Ela desce as escadas de casa e logo o cheiro de perfume doce invade a sala. O pai está sentado no sofá e começa a levantar-se lentamente, como se estivesse anestesiado. Os olhos não desgrudam da filha que vem ao seu encontro e faz um rodopio, equilibrando-se no salto alto.
– Estou bonita?
A jovem tem 15 anos e vai pela primeira vez a uma festa noturna no clube da cidade com os amigos, que já estão batendo à porta.
Ele continua mudo. Olha a garota da cabeça aos pés, examinando cada detalhe do rosto, do vestido, da maquiagem, do sapato dourado.
– O que foi pai, não gostou? Pai? Pai?
O homem a fita profundamente, mas seu pensamento parece estar muito longe.
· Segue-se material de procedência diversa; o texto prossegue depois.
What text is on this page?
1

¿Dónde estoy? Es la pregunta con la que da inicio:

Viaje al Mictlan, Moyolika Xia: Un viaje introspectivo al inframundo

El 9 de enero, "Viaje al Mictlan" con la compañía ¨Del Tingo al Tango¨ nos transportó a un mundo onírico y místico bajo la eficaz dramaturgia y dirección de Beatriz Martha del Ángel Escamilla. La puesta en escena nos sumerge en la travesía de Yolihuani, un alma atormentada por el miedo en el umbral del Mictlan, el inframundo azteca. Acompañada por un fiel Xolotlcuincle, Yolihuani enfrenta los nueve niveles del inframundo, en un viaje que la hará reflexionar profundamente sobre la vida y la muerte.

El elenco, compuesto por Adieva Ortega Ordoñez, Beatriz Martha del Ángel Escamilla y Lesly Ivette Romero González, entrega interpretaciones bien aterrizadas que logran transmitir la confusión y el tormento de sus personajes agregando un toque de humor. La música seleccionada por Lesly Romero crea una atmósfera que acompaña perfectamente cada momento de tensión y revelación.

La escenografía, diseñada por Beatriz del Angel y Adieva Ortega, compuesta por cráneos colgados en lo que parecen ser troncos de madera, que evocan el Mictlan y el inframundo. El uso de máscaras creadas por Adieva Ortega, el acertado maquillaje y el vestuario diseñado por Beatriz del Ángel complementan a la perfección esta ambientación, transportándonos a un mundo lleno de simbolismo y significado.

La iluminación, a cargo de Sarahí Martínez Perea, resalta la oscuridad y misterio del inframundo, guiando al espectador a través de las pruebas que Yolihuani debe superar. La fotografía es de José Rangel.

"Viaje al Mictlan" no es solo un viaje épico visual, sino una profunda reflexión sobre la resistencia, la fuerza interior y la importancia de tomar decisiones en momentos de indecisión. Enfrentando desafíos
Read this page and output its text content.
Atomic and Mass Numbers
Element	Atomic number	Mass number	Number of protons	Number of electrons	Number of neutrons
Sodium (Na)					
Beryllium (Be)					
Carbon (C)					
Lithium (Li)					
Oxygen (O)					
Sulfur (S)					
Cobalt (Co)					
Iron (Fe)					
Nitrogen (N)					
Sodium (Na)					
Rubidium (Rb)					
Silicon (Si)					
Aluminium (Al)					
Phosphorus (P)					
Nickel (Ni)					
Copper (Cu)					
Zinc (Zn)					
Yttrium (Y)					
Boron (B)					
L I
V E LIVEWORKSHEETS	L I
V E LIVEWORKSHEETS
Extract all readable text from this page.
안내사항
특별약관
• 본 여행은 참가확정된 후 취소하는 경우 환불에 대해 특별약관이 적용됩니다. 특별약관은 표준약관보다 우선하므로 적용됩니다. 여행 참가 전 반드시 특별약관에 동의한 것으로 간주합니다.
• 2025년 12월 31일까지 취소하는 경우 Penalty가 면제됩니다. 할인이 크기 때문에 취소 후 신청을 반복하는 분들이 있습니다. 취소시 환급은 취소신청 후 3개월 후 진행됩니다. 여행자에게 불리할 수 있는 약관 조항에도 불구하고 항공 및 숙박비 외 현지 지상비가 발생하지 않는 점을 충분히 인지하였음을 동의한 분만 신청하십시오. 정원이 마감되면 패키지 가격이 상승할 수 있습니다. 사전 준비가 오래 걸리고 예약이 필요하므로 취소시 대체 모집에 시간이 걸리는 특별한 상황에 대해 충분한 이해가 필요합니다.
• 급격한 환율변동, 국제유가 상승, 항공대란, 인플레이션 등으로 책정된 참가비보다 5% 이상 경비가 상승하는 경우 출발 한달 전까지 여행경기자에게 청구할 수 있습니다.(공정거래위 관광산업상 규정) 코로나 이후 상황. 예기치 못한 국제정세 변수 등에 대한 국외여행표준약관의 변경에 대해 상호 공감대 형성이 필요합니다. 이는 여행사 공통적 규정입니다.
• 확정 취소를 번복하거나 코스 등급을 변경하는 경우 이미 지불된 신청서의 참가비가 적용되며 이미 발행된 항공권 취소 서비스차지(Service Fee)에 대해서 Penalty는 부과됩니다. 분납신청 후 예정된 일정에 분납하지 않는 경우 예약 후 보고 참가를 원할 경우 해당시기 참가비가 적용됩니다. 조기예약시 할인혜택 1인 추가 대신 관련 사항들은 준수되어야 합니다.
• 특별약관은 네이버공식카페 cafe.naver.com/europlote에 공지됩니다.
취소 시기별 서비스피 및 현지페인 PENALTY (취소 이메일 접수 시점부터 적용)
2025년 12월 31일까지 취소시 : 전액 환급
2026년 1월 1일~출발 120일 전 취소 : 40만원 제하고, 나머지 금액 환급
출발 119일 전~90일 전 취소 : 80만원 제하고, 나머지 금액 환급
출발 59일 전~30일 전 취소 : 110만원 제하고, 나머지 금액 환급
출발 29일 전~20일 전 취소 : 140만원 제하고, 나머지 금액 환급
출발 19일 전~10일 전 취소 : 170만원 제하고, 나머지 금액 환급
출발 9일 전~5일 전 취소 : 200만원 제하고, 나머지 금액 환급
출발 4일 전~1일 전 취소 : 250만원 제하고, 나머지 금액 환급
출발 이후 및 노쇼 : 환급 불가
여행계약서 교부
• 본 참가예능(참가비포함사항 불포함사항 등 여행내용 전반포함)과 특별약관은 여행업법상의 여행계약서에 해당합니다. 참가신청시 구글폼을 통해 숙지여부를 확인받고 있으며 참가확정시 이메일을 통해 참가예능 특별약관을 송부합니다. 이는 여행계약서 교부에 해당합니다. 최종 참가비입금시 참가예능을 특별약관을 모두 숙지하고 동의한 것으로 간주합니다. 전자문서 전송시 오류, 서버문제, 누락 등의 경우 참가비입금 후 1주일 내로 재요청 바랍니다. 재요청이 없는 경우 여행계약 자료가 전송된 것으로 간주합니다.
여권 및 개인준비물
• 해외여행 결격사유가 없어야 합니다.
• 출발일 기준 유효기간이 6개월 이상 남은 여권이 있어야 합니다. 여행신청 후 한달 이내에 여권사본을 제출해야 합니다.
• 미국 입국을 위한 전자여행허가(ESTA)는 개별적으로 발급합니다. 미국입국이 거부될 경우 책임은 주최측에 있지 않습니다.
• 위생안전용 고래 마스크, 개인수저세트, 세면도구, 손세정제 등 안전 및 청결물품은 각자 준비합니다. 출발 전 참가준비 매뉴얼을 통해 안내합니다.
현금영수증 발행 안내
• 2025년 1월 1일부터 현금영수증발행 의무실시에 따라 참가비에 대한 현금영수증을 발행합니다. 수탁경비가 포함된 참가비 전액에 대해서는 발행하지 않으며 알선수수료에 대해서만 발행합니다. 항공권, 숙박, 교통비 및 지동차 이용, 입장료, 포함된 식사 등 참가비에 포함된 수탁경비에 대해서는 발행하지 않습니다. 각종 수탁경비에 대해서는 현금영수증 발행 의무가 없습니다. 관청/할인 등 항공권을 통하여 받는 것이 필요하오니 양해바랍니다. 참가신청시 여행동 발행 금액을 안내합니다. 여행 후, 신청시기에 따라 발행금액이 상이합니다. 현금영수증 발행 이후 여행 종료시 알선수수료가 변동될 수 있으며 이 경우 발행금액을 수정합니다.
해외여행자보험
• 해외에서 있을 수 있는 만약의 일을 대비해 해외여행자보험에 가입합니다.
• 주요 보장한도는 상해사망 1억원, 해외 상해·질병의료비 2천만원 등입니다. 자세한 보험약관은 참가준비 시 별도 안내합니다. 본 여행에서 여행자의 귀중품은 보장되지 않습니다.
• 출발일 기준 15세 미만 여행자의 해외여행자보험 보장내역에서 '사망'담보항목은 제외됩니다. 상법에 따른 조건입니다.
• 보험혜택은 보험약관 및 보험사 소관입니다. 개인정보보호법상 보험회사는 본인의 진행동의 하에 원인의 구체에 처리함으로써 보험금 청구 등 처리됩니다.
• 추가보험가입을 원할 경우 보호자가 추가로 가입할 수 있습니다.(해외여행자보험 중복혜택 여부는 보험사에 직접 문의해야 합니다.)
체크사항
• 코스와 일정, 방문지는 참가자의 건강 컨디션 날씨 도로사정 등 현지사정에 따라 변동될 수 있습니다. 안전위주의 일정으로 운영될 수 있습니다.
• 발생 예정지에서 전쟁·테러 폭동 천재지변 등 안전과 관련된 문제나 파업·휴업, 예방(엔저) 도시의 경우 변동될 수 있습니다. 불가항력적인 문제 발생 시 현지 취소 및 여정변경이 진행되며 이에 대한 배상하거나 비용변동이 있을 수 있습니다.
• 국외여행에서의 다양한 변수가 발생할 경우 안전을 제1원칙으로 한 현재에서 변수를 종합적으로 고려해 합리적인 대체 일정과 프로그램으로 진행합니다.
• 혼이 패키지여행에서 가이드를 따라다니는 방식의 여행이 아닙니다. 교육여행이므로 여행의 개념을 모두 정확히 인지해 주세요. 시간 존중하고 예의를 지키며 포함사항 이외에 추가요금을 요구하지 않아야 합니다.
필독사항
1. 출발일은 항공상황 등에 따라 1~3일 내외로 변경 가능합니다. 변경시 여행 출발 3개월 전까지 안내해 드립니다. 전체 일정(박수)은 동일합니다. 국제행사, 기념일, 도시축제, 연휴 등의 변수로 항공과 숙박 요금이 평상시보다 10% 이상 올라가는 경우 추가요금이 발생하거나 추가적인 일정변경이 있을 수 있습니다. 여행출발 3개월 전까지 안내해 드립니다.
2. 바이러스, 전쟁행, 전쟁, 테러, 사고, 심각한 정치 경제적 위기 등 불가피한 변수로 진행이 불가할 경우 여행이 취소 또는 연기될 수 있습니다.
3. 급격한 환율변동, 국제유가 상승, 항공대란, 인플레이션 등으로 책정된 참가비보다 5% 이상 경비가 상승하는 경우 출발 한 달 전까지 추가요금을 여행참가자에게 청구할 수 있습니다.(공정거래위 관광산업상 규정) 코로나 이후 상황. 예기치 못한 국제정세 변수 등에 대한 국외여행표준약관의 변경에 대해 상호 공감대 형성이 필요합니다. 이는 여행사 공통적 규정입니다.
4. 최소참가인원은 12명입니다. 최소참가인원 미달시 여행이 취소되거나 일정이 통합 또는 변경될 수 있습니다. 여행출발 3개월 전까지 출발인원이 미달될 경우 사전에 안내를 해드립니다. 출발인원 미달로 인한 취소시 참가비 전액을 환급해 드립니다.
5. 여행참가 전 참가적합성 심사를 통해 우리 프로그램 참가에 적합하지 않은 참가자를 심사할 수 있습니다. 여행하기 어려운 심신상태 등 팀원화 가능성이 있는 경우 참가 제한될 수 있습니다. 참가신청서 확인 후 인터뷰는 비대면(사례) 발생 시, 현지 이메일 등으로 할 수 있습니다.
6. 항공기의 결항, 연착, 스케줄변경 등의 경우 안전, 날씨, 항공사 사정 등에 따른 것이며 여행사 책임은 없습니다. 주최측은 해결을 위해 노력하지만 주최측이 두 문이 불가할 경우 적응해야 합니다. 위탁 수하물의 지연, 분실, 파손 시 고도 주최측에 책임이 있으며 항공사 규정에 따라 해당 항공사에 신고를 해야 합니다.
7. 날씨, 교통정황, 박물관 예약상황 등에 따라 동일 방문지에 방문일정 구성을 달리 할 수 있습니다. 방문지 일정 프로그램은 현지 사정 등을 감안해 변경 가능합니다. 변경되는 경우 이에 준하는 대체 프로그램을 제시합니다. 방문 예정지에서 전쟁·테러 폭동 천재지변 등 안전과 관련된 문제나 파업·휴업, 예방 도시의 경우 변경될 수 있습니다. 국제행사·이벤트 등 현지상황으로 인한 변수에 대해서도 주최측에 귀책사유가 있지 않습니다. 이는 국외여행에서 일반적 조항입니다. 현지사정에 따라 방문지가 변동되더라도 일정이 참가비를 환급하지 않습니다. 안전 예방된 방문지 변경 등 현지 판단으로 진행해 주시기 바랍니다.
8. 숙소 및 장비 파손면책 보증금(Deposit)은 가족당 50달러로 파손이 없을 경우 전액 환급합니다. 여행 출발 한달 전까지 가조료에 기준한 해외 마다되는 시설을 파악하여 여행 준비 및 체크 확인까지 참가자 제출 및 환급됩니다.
– Mãe, o que o pai tem? Por que ele está mudo? Pai, você está chorando?
Ele não consegue disfarçar – e talvez nem entender direito – a confusão de sentimentos que aflora em seu peito naquele momento. Abraça a filha, ajeita uma mecha do cabelo dela que teima em tapar-lhe o olho e, finalmente, após um suspiro, tenta se explicar.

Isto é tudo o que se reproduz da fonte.